When Cancer Runs in the Family
While doctors can rarely pinpoint a single reason why people develop cancer, they can say with certainty that a faulty gene is to blame in some families.
Westmead Hospital’s Familial Cancer Service works to help families with a strong history of some types of cancer to reduce their risk of developing the disease.
Director of the service, Associate Professor Judy Kirk, says some families have a genetic mistake that can be passed down from one generation to the next and can mean a very high lifetime risk of cancer. These families usually have a strong family history including multiple cases of cancer on one side of the family, for example breast/ovarian cancer, bowel/uterus cancer, melanoma i.e. several generations, often at a younger age than is usual.
“It’s a big and difficult job to find the mistake, and we are not always able to find it,” she says. If they find the gene fault, they can offer family members a test to see if they are likely to get cancer. For families affected by bowel cancer they can have colonoscopies to look for early changes to their bowel, such as precursor polyps (growths on the lining of the bowel). For breast cancer families early screening and risk-reducing surgery is offered.
“It is important to identify those with the gene fault because familial cancer tends to occur much earlier than cancer that is not caused by a genetic fault, when people aged in their 30s’ or 40s are not looking for it”
It’s also important that people find out if they don’t have the genetic fault, she says, as it means hey have the same risk as the general population and won’t need extra screening tests.

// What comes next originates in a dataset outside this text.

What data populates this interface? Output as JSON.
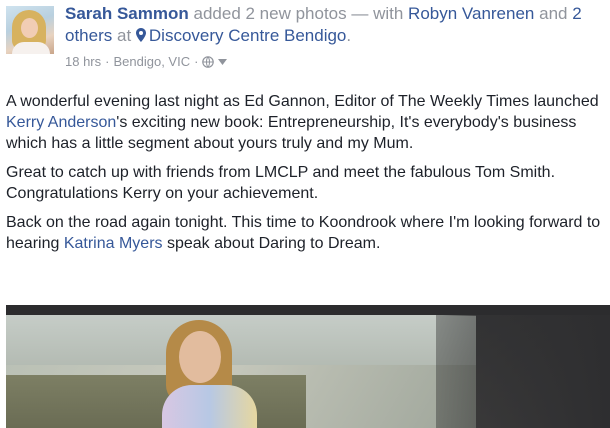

Professor Kirk says women who have the genetic fault causing bowel cancer or breast cancer can also be at much greater risk of cancer of the uterus and ovary. ”There’s no good screening test for these cancers, so we recommend surgery after women have finished having children.” She says people who have two or three relatives diagnosed with breast/ovarian or bowel/uterus cancer (especially if under 50) should be assessed at a familial cancer service.
The Familial Cancer Service at the Crown Princess Mary Cancer Centre Westmead and Nepean Cancer Care Centre
Westmead’s service has been operating since 1994 and sees more than 500 families a year. The service is part of the Sydney West Cancer Network and has outreach services to Nepean Blue Mountains and Wagga/Bathurst/Orange (by Telehealth).
The Westmead Familial Cancer Service provides advice, genetic counselling and genetic testing to families with a strong family history of cancer or to those who have been diagnosed with a rare or early onset cancer.
Who can access this service?
The service provides advice to families, specialists and multidisciplinary teams on appropriate referrals.
What is needed to make an appointment?
A referral to Professor Kirk from your general practitioner or specialist is needed to be seen by the Familial Cancer Service together with a summary of the family history, stating whether genetic testing has already happened in the family.
The referral can either be faxed (02 9845 9217) or posted to the Familial Cancer Service at The Crown Princess Mary Cancer Centre Westmead PO Box 533 Wentworthville NSW 2145.
What happens next?
On receipt of referral a family history questionnaire will be sent or a genetic counsellor will contact the patient and arrange for the family history to be taken in detail. An appointment will then be arranged. There is no charge to individuals with a valid Medicare card.
Individuals referred to the Familial Cancer Service will be asked in detail about their family history including members both affected and unaffected by cancer. This is an important process prior to an appointment being made.